Funds flow to seats
LIVING in a government-held state or federal seat more than doubles the chances of getting grant funding, a shocking new report investigating pork-barrelling in Australia has found.
Stronger oversight is needed to stop taxpayer dollars being used for pork-barrelling in marginal electorates leading to “poor-quality” projects going ahead over higher value ones, the Grattan Institute has recommended following a study released on Monday. The report catalogued “egregious examples” of Labor and Coalition federal and state grants for infrastructure to “reward” voters in government seats and “buy votes” in marginal electorates, at the expense of other “worthy projects”.

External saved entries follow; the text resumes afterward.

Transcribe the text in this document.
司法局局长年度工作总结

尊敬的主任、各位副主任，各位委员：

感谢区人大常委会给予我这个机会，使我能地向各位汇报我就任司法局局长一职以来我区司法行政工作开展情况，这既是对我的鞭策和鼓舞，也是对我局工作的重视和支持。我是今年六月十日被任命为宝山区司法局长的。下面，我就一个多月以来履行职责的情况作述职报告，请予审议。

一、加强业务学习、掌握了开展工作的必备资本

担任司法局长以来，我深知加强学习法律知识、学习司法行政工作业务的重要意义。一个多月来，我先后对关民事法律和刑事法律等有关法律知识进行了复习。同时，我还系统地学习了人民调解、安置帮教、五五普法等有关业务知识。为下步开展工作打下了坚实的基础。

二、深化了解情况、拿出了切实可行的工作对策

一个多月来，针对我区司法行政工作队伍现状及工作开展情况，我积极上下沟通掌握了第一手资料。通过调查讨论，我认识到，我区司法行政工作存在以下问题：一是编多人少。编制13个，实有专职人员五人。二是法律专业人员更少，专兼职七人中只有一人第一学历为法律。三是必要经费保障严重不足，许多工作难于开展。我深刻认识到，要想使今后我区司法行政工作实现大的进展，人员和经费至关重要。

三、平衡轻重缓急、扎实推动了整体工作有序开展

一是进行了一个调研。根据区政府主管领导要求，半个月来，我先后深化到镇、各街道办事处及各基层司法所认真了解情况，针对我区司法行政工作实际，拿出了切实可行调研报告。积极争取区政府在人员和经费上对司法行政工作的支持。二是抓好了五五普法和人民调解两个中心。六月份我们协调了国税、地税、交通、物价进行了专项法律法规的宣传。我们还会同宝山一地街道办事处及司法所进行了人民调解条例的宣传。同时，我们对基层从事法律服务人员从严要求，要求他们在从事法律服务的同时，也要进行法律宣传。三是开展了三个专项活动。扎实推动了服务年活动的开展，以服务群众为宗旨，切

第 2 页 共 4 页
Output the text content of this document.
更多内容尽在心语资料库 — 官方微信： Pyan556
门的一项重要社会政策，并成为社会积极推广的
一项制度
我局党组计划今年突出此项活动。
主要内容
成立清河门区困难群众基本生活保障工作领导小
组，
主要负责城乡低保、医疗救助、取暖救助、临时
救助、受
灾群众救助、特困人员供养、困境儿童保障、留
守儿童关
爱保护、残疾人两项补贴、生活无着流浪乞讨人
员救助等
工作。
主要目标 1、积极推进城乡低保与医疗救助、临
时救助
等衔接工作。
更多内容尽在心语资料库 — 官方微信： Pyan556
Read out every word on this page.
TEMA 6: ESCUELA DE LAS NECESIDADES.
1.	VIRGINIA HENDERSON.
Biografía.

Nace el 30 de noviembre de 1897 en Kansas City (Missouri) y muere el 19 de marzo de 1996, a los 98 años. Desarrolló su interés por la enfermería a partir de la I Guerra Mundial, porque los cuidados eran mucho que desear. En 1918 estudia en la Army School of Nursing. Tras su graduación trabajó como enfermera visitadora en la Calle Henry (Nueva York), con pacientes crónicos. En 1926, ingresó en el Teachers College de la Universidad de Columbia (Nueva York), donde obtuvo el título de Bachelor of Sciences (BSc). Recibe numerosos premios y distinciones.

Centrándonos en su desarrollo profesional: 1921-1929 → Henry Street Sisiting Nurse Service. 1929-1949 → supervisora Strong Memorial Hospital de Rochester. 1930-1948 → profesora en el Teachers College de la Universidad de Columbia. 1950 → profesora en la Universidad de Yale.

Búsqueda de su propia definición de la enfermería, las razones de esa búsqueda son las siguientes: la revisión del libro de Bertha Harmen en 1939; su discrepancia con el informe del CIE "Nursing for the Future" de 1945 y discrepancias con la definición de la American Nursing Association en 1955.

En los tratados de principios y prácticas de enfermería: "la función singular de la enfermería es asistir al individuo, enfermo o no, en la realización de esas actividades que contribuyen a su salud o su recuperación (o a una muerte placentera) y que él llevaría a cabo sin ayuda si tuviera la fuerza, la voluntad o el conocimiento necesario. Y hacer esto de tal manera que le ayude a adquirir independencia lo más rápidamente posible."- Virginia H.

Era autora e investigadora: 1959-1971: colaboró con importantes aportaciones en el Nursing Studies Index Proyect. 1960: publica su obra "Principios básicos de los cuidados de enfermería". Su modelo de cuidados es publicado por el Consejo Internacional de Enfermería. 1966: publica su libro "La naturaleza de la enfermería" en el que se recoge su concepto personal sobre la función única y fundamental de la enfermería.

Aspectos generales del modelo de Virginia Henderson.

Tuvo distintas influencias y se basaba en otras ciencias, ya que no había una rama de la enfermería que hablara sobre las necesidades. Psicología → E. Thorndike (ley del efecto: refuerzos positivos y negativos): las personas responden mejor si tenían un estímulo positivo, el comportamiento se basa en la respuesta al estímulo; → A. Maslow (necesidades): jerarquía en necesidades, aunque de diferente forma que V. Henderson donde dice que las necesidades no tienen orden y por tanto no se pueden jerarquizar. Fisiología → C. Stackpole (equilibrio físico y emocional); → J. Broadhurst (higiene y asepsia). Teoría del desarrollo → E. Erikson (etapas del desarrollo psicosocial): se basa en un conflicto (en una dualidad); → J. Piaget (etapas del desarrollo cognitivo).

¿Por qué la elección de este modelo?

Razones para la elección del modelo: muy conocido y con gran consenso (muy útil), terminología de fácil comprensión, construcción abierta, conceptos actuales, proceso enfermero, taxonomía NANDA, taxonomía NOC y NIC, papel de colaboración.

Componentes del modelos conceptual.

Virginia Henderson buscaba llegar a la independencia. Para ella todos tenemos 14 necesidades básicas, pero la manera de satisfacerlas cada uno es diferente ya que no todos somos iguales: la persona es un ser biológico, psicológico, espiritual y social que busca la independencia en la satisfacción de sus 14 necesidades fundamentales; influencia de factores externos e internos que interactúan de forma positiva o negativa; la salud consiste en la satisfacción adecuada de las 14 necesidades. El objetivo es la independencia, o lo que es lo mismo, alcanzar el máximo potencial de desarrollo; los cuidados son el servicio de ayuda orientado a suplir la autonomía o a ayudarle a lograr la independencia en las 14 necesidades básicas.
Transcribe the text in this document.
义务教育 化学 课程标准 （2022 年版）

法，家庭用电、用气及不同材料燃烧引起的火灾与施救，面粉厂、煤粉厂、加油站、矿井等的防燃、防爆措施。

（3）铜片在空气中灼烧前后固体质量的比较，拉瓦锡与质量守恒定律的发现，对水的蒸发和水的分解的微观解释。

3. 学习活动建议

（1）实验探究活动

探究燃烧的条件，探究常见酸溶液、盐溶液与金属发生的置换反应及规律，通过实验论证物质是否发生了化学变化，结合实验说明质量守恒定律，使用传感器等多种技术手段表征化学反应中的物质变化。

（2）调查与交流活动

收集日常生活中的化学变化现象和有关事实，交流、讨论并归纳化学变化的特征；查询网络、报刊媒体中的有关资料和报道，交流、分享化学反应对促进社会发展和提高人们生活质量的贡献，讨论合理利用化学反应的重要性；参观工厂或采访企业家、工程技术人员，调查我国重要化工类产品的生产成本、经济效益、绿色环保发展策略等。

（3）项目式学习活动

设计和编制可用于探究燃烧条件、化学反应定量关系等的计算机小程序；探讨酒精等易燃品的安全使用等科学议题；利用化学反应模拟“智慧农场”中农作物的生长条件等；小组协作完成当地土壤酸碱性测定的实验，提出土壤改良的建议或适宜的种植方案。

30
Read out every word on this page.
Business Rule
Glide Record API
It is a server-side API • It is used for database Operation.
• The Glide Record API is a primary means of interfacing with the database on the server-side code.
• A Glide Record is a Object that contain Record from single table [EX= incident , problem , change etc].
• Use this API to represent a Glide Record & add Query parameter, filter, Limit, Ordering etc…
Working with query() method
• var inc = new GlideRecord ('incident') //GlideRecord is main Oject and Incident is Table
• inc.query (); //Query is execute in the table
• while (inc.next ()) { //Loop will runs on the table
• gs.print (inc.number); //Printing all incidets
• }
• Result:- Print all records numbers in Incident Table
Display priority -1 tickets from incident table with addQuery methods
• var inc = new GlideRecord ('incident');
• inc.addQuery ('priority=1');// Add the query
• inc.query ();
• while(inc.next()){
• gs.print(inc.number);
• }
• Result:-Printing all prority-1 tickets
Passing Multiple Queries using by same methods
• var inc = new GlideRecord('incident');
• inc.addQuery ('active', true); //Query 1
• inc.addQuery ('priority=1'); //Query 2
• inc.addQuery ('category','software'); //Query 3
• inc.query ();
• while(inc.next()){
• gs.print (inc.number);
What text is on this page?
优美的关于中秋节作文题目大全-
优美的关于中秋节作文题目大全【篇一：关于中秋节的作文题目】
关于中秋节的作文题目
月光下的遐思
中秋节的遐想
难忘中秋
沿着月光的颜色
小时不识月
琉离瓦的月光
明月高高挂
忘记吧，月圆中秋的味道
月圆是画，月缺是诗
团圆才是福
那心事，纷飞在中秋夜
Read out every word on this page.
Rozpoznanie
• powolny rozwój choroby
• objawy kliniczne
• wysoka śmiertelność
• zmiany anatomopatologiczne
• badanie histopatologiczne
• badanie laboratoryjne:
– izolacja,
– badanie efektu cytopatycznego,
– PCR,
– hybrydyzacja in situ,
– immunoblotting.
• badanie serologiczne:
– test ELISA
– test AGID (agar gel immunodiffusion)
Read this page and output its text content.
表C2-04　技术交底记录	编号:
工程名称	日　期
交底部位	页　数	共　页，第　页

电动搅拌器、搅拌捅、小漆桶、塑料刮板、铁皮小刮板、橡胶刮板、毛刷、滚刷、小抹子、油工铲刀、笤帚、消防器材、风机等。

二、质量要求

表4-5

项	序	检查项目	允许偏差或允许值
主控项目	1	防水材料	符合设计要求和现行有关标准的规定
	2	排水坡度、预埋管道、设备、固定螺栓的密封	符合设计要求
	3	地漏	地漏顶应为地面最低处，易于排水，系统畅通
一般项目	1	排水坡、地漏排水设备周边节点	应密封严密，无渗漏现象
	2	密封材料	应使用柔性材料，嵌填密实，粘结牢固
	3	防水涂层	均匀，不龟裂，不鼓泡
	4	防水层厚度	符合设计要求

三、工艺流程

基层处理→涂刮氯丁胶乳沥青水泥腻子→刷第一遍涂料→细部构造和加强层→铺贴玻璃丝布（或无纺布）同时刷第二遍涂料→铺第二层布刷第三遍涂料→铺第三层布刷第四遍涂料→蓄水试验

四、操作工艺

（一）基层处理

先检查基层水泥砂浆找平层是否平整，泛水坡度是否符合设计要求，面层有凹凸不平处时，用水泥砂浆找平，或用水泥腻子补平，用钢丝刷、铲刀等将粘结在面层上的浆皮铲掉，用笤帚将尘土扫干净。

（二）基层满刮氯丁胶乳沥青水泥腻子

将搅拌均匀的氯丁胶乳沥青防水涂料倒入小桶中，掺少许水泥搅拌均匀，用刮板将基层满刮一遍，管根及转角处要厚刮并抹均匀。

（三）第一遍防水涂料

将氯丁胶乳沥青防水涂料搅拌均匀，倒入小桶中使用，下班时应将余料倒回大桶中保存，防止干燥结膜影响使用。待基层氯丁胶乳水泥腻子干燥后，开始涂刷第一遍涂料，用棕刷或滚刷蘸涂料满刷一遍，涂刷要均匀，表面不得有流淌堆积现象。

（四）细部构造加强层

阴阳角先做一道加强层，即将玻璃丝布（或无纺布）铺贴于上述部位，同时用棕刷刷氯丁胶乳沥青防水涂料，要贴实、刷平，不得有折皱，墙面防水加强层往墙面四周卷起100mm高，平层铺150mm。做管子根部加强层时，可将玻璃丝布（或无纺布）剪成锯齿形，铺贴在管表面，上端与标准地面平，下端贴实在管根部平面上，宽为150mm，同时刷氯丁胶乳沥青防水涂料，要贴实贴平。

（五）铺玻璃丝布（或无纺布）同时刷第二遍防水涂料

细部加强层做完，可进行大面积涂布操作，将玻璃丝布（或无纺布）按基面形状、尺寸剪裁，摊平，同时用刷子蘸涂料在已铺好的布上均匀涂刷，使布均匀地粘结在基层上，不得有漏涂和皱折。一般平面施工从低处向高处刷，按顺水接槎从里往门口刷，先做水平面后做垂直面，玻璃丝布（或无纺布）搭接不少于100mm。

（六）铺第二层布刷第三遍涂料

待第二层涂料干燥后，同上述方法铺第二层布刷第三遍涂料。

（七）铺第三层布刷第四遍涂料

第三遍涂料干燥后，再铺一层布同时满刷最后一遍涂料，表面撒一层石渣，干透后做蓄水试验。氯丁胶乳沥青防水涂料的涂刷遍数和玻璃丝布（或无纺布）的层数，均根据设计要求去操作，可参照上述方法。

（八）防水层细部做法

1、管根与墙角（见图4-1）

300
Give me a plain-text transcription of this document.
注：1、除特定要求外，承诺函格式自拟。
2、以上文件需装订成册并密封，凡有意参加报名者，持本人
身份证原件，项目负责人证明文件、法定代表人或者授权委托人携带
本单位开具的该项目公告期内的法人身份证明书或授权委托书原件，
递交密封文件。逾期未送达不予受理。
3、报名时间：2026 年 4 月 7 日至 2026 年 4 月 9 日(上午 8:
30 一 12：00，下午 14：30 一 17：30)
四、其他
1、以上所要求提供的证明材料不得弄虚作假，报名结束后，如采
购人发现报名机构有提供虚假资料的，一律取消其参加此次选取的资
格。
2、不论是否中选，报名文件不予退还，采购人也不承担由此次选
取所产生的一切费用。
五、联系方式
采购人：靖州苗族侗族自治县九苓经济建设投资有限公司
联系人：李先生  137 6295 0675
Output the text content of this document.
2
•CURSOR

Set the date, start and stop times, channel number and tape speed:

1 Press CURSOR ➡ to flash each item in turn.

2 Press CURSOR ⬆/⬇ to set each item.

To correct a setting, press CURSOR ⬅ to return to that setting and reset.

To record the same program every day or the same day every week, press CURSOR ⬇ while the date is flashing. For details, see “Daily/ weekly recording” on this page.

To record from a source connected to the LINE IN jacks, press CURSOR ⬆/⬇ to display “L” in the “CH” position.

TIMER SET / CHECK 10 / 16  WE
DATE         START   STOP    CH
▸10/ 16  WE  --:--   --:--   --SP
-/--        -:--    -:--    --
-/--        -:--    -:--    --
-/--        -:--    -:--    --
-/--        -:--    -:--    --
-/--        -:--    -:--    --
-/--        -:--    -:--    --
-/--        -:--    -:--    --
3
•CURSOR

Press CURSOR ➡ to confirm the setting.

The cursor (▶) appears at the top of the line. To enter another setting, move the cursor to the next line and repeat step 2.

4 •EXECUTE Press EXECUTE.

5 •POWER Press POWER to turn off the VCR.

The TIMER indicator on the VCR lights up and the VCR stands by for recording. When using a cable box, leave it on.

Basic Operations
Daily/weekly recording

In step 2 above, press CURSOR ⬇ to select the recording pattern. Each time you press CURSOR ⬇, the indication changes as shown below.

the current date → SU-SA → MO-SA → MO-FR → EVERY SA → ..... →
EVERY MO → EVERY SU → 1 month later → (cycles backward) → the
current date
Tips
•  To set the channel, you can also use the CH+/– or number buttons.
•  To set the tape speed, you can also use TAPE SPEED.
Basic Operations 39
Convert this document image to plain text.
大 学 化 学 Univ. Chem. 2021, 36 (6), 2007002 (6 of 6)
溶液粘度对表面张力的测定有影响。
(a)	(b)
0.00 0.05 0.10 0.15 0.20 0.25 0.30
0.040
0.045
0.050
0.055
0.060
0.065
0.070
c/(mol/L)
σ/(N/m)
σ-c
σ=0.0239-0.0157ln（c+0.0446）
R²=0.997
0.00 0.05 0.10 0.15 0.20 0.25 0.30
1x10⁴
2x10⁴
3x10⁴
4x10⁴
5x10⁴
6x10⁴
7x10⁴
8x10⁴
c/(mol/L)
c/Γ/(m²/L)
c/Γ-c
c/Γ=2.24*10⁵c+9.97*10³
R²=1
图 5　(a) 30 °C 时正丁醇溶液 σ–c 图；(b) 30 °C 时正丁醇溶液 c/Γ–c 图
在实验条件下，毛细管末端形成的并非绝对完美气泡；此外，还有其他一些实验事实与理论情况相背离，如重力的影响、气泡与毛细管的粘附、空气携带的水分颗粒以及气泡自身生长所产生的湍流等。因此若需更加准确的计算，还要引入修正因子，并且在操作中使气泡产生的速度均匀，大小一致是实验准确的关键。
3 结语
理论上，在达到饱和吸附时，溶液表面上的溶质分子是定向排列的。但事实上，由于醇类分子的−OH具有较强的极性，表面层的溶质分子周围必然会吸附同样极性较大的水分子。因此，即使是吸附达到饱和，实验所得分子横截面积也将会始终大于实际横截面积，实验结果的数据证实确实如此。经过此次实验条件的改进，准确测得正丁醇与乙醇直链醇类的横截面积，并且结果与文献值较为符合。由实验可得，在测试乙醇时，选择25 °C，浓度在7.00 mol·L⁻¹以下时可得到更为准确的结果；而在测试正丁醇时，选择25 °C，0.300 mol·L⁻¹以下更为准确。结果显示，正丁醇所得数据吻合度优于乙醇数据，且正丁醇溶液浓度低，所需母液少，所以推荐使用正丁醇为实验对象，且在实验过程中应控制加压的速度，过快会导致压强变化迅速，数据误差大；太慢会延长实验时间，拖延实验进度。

Analysis of the 19,000 grants allocated by the former Coalition federal government through 11 programs between 2017 and 2021, found $1.9bn went to Liberal or Nationals seats, compared with only $530m given to Labor ones. Grattan Institute chief executive Danielle Wood said that pork-barrelling might be “legally grey,” but it was “not good government”.
“It wastes taxpayers’ money, undermines public trust in our political leaders and institutions, and promotes a corrupt culture,” she said.
“Pork-barrelling is not new, but is being normalised – some politicians now excuse it or even openly defend it.”
Across a sample of programs in NSW, Victoria and Queensland, the Grattan Institute found government-held seats got more than $1m on average, compared with about $300,000 on average for opposition electorates.
In Queensland, ministerial discretion was used to make 32 changes to department recommendations in 2018 for a Female Facilities Program, resulting in an increased share of grants awarded to Labor government electorates at the expense of opposition seats.
The report also criticised the controversial $660m Commuter Car Park scheme run by the former Morrison government, noting successful recipients were “largely chosen by agreement between ministers and the prime minister” and appeared “politically driven”.
The institute recommended a “crackdown” on pork-barrelling, by ensuring grant programs were “open, competitive and merit based”. It recommended multi-party committees oversee compliance.